The grass is rarely greener, but it's always different

Startup Nugget #1: Multiple Responsibilities

As a developer, your work is structured, at least most of the time. A regular working day used to start by arriving at the office (remember?), getting your coffee, checking some emails, doing your daily standup where you get a grasp of what's going on for everyone during that day, you expose your work as well: what did I do yesterday, what am I doing today, what are my blockers. Then you sit in front of the PC.

Excepting some random occasions where a new project came along and you had to think about how to tackle this new problem, which architecture to use (most of the time better start with a monolith!), which tech to use (most of the time better start with something stable and easy to work with!), and you spent some interesting time with your colleagues in front of a whiteboard bouncing ideas, I'd say most of a developer's working schedule consists of opening your issues tracker and start either solving some bugs or crunching some new features.

Bugs tend to be quite easy to track down once you're acquainted with the codebase, and the kind of features I used to build in a corporate environment was less of "Implement a data transformation pipeline" and more "Render this table as a list with some extended data".

I have to give a shout-out to TenForce (https://tenforce.com/), 
by far the best company I've ever worked with, where my colleagues
were the best and smartest, and in the project, I used to work in,
we had almost full freedom to use the tech, architecture, and structure 
our code as we wanted. This situation was indeed possible due 
to several factors aligning:

1. It was a project for the European Commission, so deadlines were
less strict than with a corporate client, despite being strict enough.
2. It was a microservices project, so for many features making a new
microservice was the weapon of choice, so as long as the language of
choice executes in the JVM (and you can find a compiler for java's
bytecode for **everything**) you were good to go.
3. My project manager at the time was a deeply technical dude, so he 
had a very firm grasp of the complexity of what we were doing, and he
encouraged researching and testing things, but to embrace stable options
for commercial projects.
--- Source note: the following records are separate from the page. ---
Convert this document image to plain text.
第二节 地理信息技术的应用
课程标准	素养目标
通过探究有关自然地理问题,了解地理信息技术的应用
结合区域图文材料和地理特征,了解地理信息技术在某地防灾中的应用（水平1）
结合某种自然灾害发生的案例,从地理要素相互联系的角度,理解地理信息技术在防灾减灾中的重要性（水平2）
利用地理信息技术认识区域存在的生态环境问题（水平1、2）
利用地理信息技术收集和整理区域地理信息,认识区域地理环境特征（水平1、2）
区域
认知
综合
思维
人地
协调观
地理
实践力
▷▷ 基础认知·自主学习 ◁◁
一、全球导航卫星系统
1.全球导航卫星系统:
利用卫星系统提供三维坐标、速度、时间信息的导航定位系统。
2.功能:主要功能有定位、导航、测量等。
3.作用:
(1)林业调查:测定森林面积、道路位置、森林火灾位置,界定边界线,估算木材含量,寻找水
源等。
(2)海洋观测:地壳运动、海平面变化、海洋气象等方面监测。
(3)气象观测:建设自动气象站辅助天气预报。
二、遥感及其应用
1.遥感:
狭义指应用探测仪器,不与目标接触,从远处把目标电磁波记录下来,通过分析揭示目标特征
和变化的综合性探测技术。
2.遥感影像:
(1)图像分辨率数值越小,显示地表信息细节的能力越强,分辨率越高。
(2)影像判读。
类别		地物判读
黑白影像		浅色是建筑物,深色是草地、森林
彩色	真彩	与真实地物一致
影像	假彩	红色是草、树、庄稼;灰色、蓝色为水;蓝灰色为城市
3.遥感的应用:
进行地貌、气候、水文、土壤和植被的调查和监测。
I remember trying to make a Clojure microservice
work for a given task, and eventually, I had to drop it in favor of our
Python microservice template. I was obsessed with Clojure and he let me
play around at work with it.

So I'd say my work as a developer was comfortable with some high degree of predictability.

Now, as the co-founder of Websie, even though my skills are better put to use by writing code and thinking about what's the best way to implement business logic, there's a whole slew of activities that force me to context switch, although not every day.

Since I code most of my time, I still have some good old predictable targets: churn new features and solve bugs.

However, as it happens in a startup, roles tend to overlap, and even though in ours they are quite defined, I have found myself performing a set of different tasks not directly related to being a developer such as (in no particular order): minor marketing stuff, dealing with freelancers, writing tasks, managing a bit other developers, reading up on mental health startups to keep up with what's going on in the ecosystem, having meetings with potential partners to see how we can integrate the system and think about the user flow (more or a Product Owner thing).

I like going into the more human and organizational side of the business, as I love to learn more about equity, accounting, and managing.

So there's the nugget: in a startup, be prepared to have a very open range of responsibilities.